Tyler Skluzacek, then a senior at Macalester College in St. Paul, Minnesota, imagined programming a smartwatch to monitor and disrupt nightmares. He entered HackDC 2015, a 36-hour hackathon dedicated to finding innovative ways to help people with post-traumatic stress disorder. His team programmed a Pebble watch (an early but now-defunct wearable) to measure heart rate and body movements during sleep. It would send vibrations to the wearer’s wrist when those indicators increased, signaling the beginning of a nightmare. The younger Skluzacek got his idea from the work of service dogs, who lick or nudge veterans with PTSD who are thrashing or moaning in their sleep, to disrupt their nightmares and allow them to sleep more peacefully. The day after he returned home from the hackathon, Tyler brought the prototype to his father. “I was literally building the thing for my dad,” he says. “On the ride home, I had no intention of turning this into a company.”

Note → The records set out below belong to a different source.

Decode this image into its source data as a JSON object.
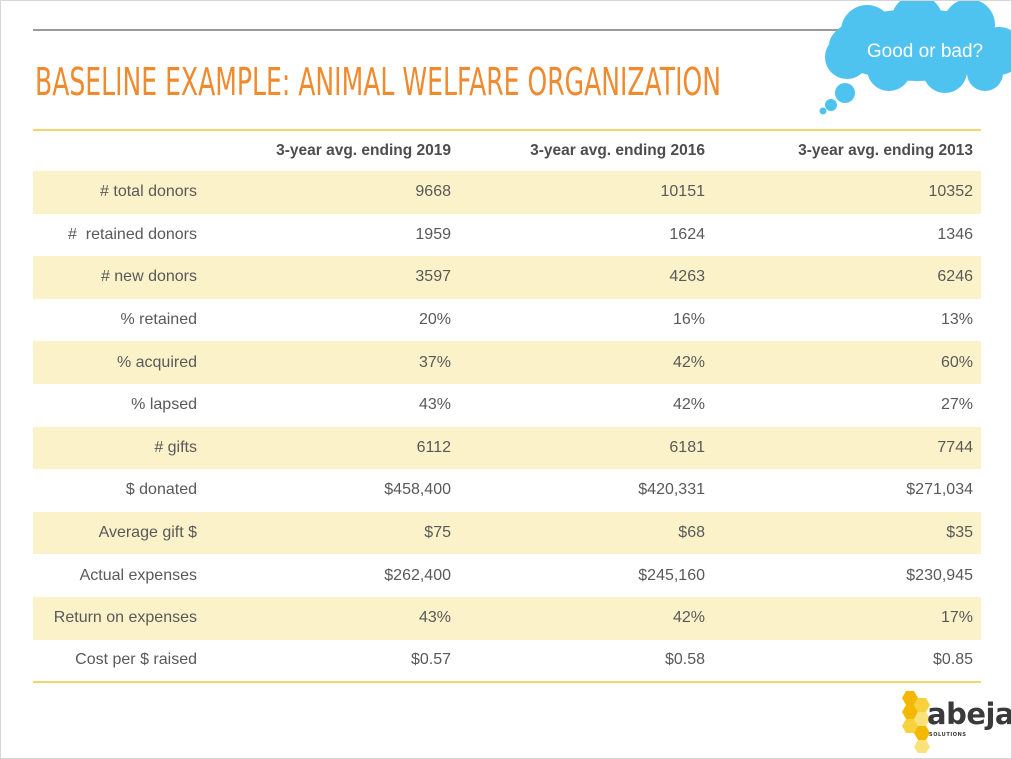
{
  "slide": {
    "title": "BASELINE EXAMPLE: ANIMAL WELFARE ORGANIZATION",
    "callout": "Good or bad?",
    "callout_color": "#4fc3f0",
    "title_color": "#f08a2e",
    "accent_color": "#f3d66b",
    "row_shade_color": "#fbf2c9"
  },
  "table": {
    "headers": [
      "",
      "3-year avg. ending 2019",
      "3-year avg. ending 2016",
      "3-year avg. ending 2013"
    ],
    "rows": [
      {
        "label": "# total donors",
        "values": [
          "9668",
          "10151",
          "10352"
        ]
      },
      {
        "label": "#  retained donors",
        "values": [
          "1959",
          "1624",
          "1346"
        ]
      },
      {
        "label": "# new donors",
        "values": [
          "3597",
          "4263",
          "6246"
        ]
      },
      {
        "label": "% retained",
        "values": [
          "20%",
          "16%",
          "13%"
        ]
      },
      {
        "label": "% acquired",
        "values": [
          "37%",
          "42%",
          "60%"
        ]
      },
      {
        "label": "% lapsed",
        "values": [
          "43%",
          "42%",
          "27%"
        ]
      },
      {
        "label": "# gifts",
        "values": [
          "6112",
          "6181",
          "7744"
        ]
      },
      {
        "label": "$ donated",
        "values": [
          "$458,400",
          "$420,331",
          "$271,034"
        ]
      },
      {
        "label": "Average gift $",
        "values": [
          "$75",
          "$68",
          "$35"
        ]
      },
      {
        "label": "Actual expenses",
        "values": [
          "$262,400",
          "$245,160",
          "$230,945"
        ]
      },
      {
        "label": "Return on expenses",
        "values": [
          "43%",
          "42%",
          "17%"
        ]
      },
      {
        "label": "Cost per $ raised",
        "values": [
          "$0.57",
          "$0.58",
          "$0.85"
        ]
      }
    ]
  },
  "logo": {
    "name": "abeja",
    "tagline": "SOLUTIONS",
    "icon": "honeycomb-icon",
    "hex_colors": [
      "#f5b800",
      "#f7d23e",
      "#f9e27a"
    ]
  }
}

Upon hearing that this son wanted to help, the elder Skluzacek cried. Then he began wearing the device. “I slept like a baby,” says Patrick, who has since remarried and is now working as a mechanic again. His nightmares are mostly gone, and he no longer uses the device.

Now an updated version may help thousands of other veterans get a better night’s sleep. The Minneapolis-based startup NightWare developed Tyler’s concept, raising investment funds, partnering with the Minneapolis VA Medical Center, and conducting a clinical trial. The “digital therapeutic system” uses the sensors on a specially programmed Apple Watch to create a baseline sleep profile of the wearer. The sensors then can detect the rising heart rate and body movement associated with troubled sleep. The watch delivers vibrations in cycles of 10 seconds, increasing in intensity to arouse but not awaken the wearer, until the metrics ease back to normal levels.

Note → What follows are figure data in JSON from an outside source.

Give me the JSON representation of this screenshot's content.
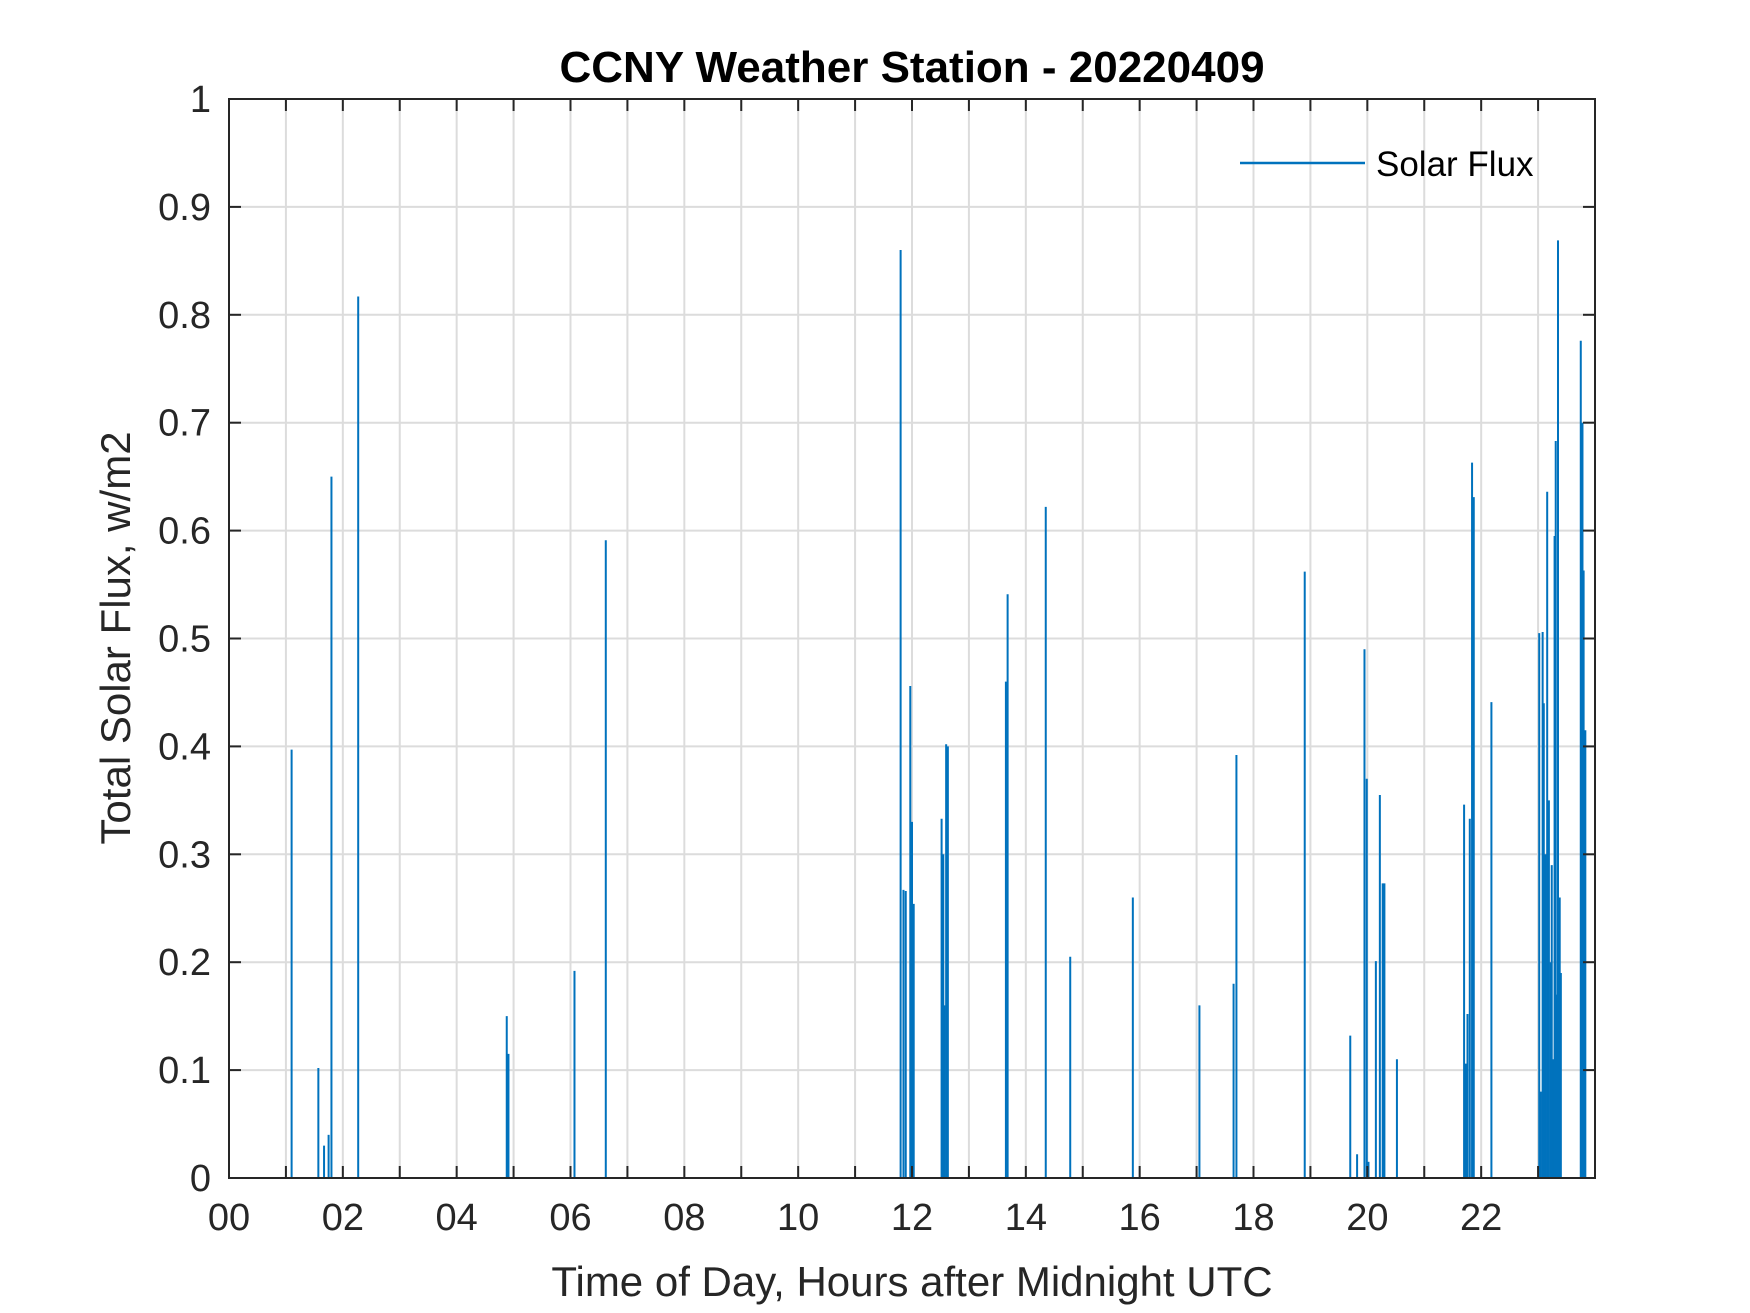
{
  "chart_data": {
    "type": "bar",
    "title": "CCNY Weather Station - 20220409",
    "xlabel": "Time of Day, Hours after Midnight UTC",
    "ylabel": "Total Solar Flux, w/m2",
    "xlim": [
      0,
      24
    ],
    "ylim": [
      0,
      1
    ],
    "grid": true,
    "legend": {
      "entries": [
        "Solar Flux"
      ],
      "placement": "top-right"
    },
    "x_ticks": [
      0,
      2,
      4,
      6,
      8,
      10,
      12,
      14,
      16,
      18,
      20,
      22
    ],
    "x_tick_labels": [
      "00",
      "02",
      "04",
      "06",
      "08",
      "10",
      "12",
      "14",
      "16",
      "18",
      "20",
      "22"
    ],
    "y_ticks": [
      0,
      0.1,
      0.2,
      0.3,
      0.4,
      0.5,
      0.6,
      0.7,
      0.8,
      0.9,
      1
    ],
    "y_tick_labels": [
      "0",
      "0.1",
      "0.2",
      "0.3",
      "0.4",
      "0.5",
      "0.6",
      "0.7",
      "0.8",
      "0.9",
      "1"
    ],
    "series": [
      {
        "name": "Solar Flux",
        "color": "#0072BD",
        "points": [
          [
            1.1,
            0.397
          ],
          [
            1.57,
            0.102
          ],
          [
            1.67,
            0.03
          ],
          [
            1.75,
            0.04
          ],
          [
            1.8,
            0.65
          ],
          [
            2.27,
            0.817
          ],
          [
            4.88,
            0.15
          ],
          [
            4.91,
            0.115
          ],
          [
            6.07,
            0.192
          ],
          [
            6.62,
            0.591
          ],
          [
            11.8,
            0.86
          ],
          [
            11.85,
            0.267
          ],
          [
            11.89,
            0.266
          ],
          [
            11.97,
            0.456
          ],
          [
            12.0,
            0.33
          ],
          [
            12.03,
            0.254
          ],
          [
            12.52,
            0.333
          ],
          [
            12.55,
            0.3
          ],
          [
            12.57,
            0.16
          ],
          [
            12.6,
            0.402
          ],
          [
            12.63,
            0.4
          ],
          [
            13.65,
            0.46
          ],
          [
            13.68,
            0.541
          ],
          [
            14.35,
            0.622
          ],
          [
            14.78,
            0.205
          ],
          [
            15.88,
            0.26
          ],
          [
            17.05,
            0.16
          ],
          [
            17.65,
            0.18
          ],
          [
            17.7,
            0.392
          ],
          [
            18.9,
            0.562
          ],
          [
            19.7,
            0.132
          ],
          [
            19.82,
            0.022
          ],
          [
            19.95,
            0.49
          ],
          [
            19.99,
            0.37
          ],
          [
            20.02,
            0.015
          ],
          [
            20.15,
            0.201
          ],
          [
            20.22,
            0.355
          ],
          [
            20.27,
            0.273
          ],
          [
            20.3,
            0.273
          ],
          [
            20.52,
            0.11
          ],
          [
            21.7,
            0.346
          ],
          [
            21.73,
            0.106
          ],
          [
            21.76,
            0.152
          ],
          [
            21.8,
            0.333
          ],
          [
            21.84,
            0.663
          ],
          [
            21.87,
            0.631
          ],
          [
            22.18,
            0.441
          ],
          [
            23.02,
            0.505
          ],
          [
            23.05,
            0.08
          ],
          [
            23.08,
            0.506
          ],
          [
            23.1,
            0.44
          ],
          [
            23.13,
            0.3
          ],
          [
            23.16,
            0.636
          ],
          [
            23.19,
            0.35
          ],
          [
            23.22,
            0.2
          ],
          [
            23.24,
            0.29
          ],
          [
            23.27,
            0.11
          ],
          [
            23.29,
            0.595
          ],
          [
            23.31,
            0.683
          ],
          [
            23.33,
            0.17
          ],
          [
            23.35,
            0.869
          ],
          [
            23.38,
            0.26
          ],
          [
            23.4,
            0.19
          ],
          [
            23.75,
            0.776
          ],
          [
            23.78,
            0.7
          ],
          [
            23.8,
            0.563
          ],
          [
            23.83,
            0.415
          ]
        ]
      }
    ]
  }
}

The first hint of the high demand for such a device came when Tyler Skluzacek’s team won “Best Mobile Application for Clinicians” at the hackathon. The ensuing news coverage sparked emails from hundreds of veterans. He launched a Kickstarter campaign to raise $1,200—and raised $26,000. At first, he called the device MyBivy, in reference to the bivouacs, or compact shelters that combat soldiers use to protect themselves at night, and he tested it on other veterans.

Grady Hannah, who spent 15 years in Silicon Valley and worked in business development in the video game industry, had moved back to his hometown of Minneapolis when he saw news coverage of Tyler’s hackathon success. He initially became an adviser to MyBivy, then purchased the rights from Tyler to create NightWare, and is currently the company’s CEO. (Tyler is still a consultant to NightWare but doesn’t have a formal role in the company.)